Foam manufacturers make polyurethane foam by reacting polyols and diisocyanates, both products derived from crude oil. A series of additives are necessary to produce high-quality PU foam products, depending on the application the foam will be used for.
Polyurethane foam is widely used in high resiliency flexible foam seating, rigid foam insulation panels, microcellular foam seals and gaskets, durable elastomeric wheels and tires, automotive suspension bushings, electrical potting compounds, seals, gaskets, carpet underlay, and hard plastic parts (such as for electronic instruments).
List of polyurethane applications
Polyurethane formulations cover an extremely wide range of stiffness, hardness, and densities. These materials include:
- Low-density flexible foam used in upholstery, bedding, automotive and truck seating, and novel inorganic plant substrates for roof or wall gardens.

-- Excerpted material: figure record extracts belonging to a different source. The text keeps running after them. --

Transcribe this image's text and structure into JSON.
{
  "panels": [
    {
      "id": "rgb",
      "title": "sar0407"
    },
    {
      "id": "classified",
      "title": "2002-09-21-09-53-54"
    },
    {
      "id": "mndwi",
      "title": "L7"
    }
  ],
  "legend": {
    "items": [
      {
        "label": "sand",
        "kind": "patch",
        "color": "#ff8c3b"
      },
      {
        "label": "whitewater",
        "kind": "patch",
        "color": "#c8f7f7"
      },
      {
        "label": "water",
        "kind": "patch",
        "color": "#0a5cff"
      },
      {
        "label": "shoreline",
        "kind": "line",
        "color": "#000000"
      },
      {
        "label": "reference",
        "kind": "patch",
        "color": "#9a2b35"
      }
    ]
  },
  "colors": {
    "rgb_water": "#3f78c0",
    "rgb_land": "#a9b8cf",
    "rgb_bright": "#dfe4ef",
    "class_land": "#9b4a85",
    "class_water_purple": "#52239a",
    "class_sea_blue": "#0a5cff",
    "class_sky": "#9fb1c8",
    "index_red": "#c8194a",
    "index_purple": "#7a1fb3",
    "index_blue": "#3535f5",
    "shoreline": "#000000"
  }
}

- Low density elastomers used in footwear.
- Hard solid plastics used as electronic instrument bezels and structural parts.
- Flexible plastics used as straps and bands.
- Cast and injection molded components for various markets — i.e., agriculture, military, automotive, industrial, etc.
how to make polyurethane foam
While polyurethane polymers are used for a vast array of applications, their production method can be broken into three distinct phases. First, the bulk polymer product is made.
Next, the polymer is exposed to various processing steps. Finally, the polymer is transformed into its final product and shipped.
This production process can be illustrated by looking at the continuous production of polyurethane foams.
- At the start of polyurethane foam production, the reacting raw materials are held as liquids in large, stainless steel tanks. These tanks are equipped with agitators to keep the materials fluid. A metering device is attached to the tanks so that the appropriate amount of reactive material can be pumped out. A typical ratio of polyol to diisocyanate is 1:2. Since the ratio of the component materials produces polymers with varying characteristics, it is strictly controlled.
- The reacting materials are passed through a heat exchanger as they are pumped into pipes. The exchanger adjusts the temperature to the reactive level. Inside the pipes, the polymerization reaction occurs. By the time the polymerizing liquid gets to the end of the pipe, the polyurethane is already formed. On one end of the pipe is a dispensing head for the polymer.
- The dispensing head is hooked up to the processing line. For the production of rigid polyurethane foam insulation, a roll of baking paper is spooled at the start of the processing line. This paper is moved along a conveyor and brought under the dispensing head.
- As the paper passes under, polyurethane is blown onto it. As the polymer is dispensed, it is mixed with carbon dioxide which causes it to expand. It continues to rise as it moves along the conveyor. (The sheet of polyurethane is known as a bun because it “rises” like dough.)
- After the expansion reaction begins, a second top layer of paper is rolled on. Additionally, side papers may also be rolled into the process. Each layer of paper contains the polyurethane foam giving it shape. The rigid foam is passed through a series of panels that control the width and height of the foam bun. As they travel through this section of the production line, they are typically dried.
- At the end of the production line, the foam insulation is cut with an automatic saw to the desired length. The foam bun is then conveyored to the final processing steps that include packaging, stacking, and shipping.